Rat liver microsomes, as well as purified catalase, convert the alcohol deterrent agent, cyanamide, to an active inhibitor of AlDH. Whether this enzymatic activation of cyanamide is mediated primarily by catalase present in the microsomes or involves the cytochrome P-450 enzymes is not known. We now report that cyanide is also a product of the microsomal oxidation of cyanamide. Formation of cyanide from cyanamide and rat liver microsomes was time dependent, reaching maximal levels within 5-10 min. Induction of the cytochrome P-450 enzymes by phenobarbital (PB) pretreatment doubled the yield of cyanide, while SKF-525A blocked this PB-induced increase. Administration of 3-aminotriazole (3-AT) to PB-treated rats inhibited the catalatic activity of their microsomes by 98% and substantially reduced cyanide formation.
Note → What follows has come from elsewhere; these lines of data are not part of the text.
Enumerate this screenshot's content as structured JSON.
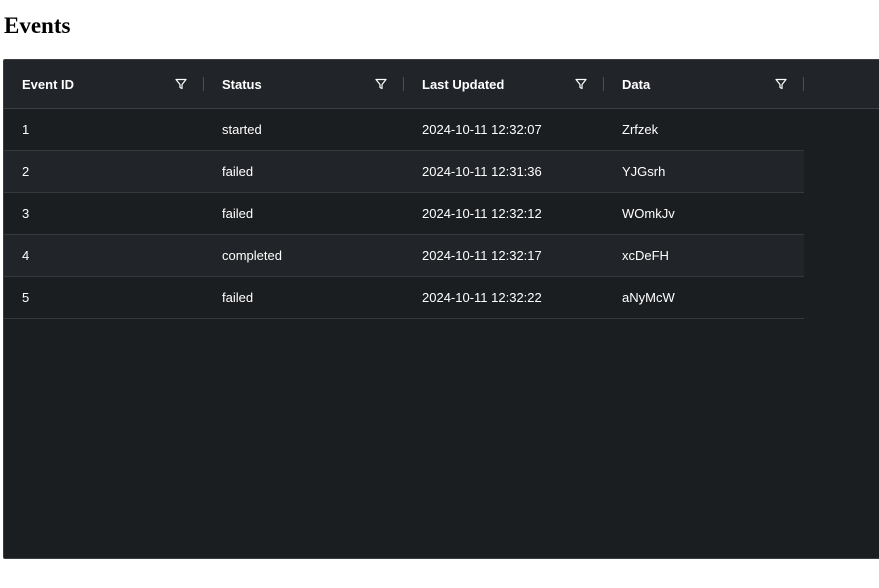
{
  "page": {
    "title": "Events"
  },
  "columns": [
    {
      "key": "event_id",
      "label": "Event ID"
    },
    {
      "key": "status",
      "label": "Status"
    },
    {
      "key": "last_updated",
      "label": "Last Updated"
    },
    {
      "key": "data",
      "label": "Data"
    }
  ],
  "rows": [
    {
      "event_id": "1",
      "status": "started",
      "last_updated": "2024-10-11 12:32:07",
      "data": "Zrfzek"
    },
    {
      "event_id": "2",
      "status": "failed",
      "last_updated": "2024-10-11 12:31:36",
      "data": "YJGsrh"
    },
    {
      "event_id": "3",
      "status": "failed",
      "last_updated": "2024-10-11 12:32:12",
      "data": "WOmkJv"
    },
    {
      "event_id": "4",
      "status": "completed",
      "last_updated": "2024-10-11 12:32:17",
      "data": "xcDeFH"
    },
    {
      "event_id": "5",
      "status": "failed",
      "last_updated": "2024-10-11 12:32:22",
      "data": "aNyMcW"
    }
  ],
  "icons": {
    "column_filter": "filter-icon"
  },
  "colors": {
    "grid_background": "#1b1e21",
    "header_background": "#212428",
    "text": "#ffffff"
  }
}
These results suggest that while catalase is responsible in major part for the oxidation of cyanamide to cyanide by uninduced microsomes, the participation of the hepatic cytochrome P-450 enzymes cannot be ruled out in PB-induced microsomes. We propose a metabolic scheme wherein N-hydroxycyanamide is the intermediate product of cyanamide oxidation, which then decomposes to yield the observed product, cyanide. By deduction, the second product of this decomposition is postulated to be nitroxyl (HNO), which may be the active AlDH inhibitor.